Q: Can cosmetologists and estheticians use needleless or “jet” injectors and fibroblast plasma pens in their practice?
A: State law allows cosmetologists and estheticians to perform the following skin care-related services:
- Perform “noninvasive care of the skin” by applying “cosmetic preparations . . . to cleanse, massage, exfoliate, hydrate and stimulate” the skin;
- Use Class I medical devices, as classified by the FDA, designed for skin care; and
- Use Class II medical devices, as classified by the FDA, designed for skin care so long as the licensee uses such devices under the direction and supervision of a licensed health care practitioner.
Needleless devices such as “jet” injectors use high velocity air pressure to inject or force a product (often hyaluronic acid or dermal filler) under the skin. Although the FDA has not reviewed all needless injectors on the market, those that it has reviewed are classified as Class II medical devices. Additionally, the FDA has not approved any needleless device to inject dermal filler into the skin. Thus, cosmetologists and estheticians may only use needless devices to inject dermal filler under the skin under the direction and supervision of a licensed health care provider.
Fibroblast plasma pens and similar skin tightening devices are generally used to improve and heal skin texture and firmness by encouraging the production of new collagen. The FDA describes the “intended use” of plasma resurfacing systems as follows: “The treatment is achieved through controlled heating of the outer layers of the skin so that part or all of the epidermis becomes non-viable and there is controlled thermal modification to the underlying dermis.” Devices utilized in these skin procedures are classified by the FDA as Class II medical devices. Thus, cosmetologists and estheticians may only use fibroblast plasma pens and similar devices under the direction and supervision of a licensed health care provider.
If you have questions regarding whether a device falls within your scope of practice, please submit a written request to the Board.
Q: How do I stay up to date on the legal requirements for cosmetology, barbering, esthetics, nail technology, electrology and establishments?
A: The Laws and Rules are posted on the Board’s website.

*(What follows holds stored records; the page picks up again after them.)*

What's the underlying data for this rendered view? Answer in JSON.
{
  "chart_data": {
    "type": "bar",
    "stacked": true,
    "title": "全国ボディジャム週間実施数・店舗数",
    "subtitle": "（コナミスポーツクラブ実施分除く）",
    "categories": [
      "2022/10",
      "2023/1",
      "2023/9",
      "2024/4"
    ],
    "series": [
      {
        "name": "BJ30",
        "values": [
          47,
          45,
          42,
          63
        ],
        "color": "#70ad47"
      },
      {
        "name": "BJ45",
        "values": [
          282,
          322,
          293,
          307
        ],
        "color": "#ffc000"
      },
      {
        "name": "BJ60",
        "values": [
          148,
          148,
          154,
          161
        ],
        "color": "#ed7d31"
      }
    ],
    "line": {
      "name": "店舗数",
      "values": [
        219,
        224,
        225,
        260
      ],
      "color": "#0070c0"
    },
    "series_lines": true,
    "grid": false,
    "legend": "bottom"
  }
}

The responsibility for being informed belongs to you and applies to the licensure process, your renewal of the license, and your on-going practice.

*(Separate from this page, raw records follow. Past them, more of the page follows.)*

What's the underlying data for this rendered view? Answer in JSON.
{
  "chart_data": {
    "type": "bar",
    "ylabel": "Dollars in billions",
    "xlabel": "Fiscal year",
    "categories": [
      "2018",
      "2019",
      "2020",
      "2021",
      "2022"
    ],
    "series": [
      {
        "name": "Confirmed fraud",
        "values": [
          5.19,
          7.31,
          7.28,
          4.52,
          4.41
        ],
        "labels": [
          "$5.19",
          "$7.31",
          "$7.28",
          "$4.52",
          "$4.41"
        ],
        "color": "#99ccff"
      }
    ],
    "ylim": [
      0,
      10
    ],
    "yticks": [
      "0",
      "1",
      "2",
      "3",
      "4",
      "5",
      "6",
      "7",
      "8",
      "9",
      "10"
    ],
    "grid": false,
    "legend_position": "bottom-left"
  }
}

Q: How do I apply for licensure in Idaho?
A: For personal licenses there are two ways to apply for licensure: endorsement or examination.
The first page of the application lists the required documents and fees for licensure.
For establishment applications, you will either apply as a primary (the owner of the whole establishment) or as a contiguous (leasing a booth or room from an already established salon). For the primary application, you will need to submit a diagram of the shop. The instructions for the diagram can be found on the front page of the application. For contiguous applications, the person leasing the booth or room will fill out pages 2-3 of the application and the primary will fill out the last page. All fees are due at the time of application.
Q: Will the Board issue a temporary license?
A: No. Temporary licenses are not issued.
Q: When may I expect a response regarding my application?
A: Completed applications are reviewed in between Board meetings for approval and licensure, if there is no criminal or discipline history. If a license has been approved, you may verify this on the Division website. Select License and Registration Search, choose Barbers and Cosmetologists in the drop-down box, and enter either your name or the name of your establishment. Click search for results.
Q: Do I have to have a establishment license?
A: If you are leasing a station or room, you need to have a contiguous license. If you are an employee or commission-based, you do not need to hold an establishment license. If you are the owner, you will need a primary license. As the primary, if you lease out your station or plan to work in contiguous stations, you will need to also hold a contiguous license.
Q: Can I work before my personal or establishment license is issued?
A: No. To work in Idaho, you must hold an Idaho license.
Q: I am moving to a new establishment. What do I need to do?
A: You will need to apply for a new establishment license. Licenses for establishments are attached to the address.
Q: Do I need to hold a license to be a freelance makeup artist?
A: Yes, makeup artistry is a regulated service in Idaho. You will either need to hold a cosmetology or an esthetic license or you will need a makeup artistry certificate. The requirements for a makeup artistry certificate can be found under Idaho administrative rule 308. A link to the application is here.
Q: How do I register for the national exam?
A: For those who have gone through an apprenticeship, your instructor will need to sign you up with ProV. For students, the school will register you for the exams. If you are applying for licensure with out of state training, but have not taken the exams, once a complete application is received and processed you will receive a letter called a Verification of Eligibility (VOE). You will contact ProV after receiving the VOE.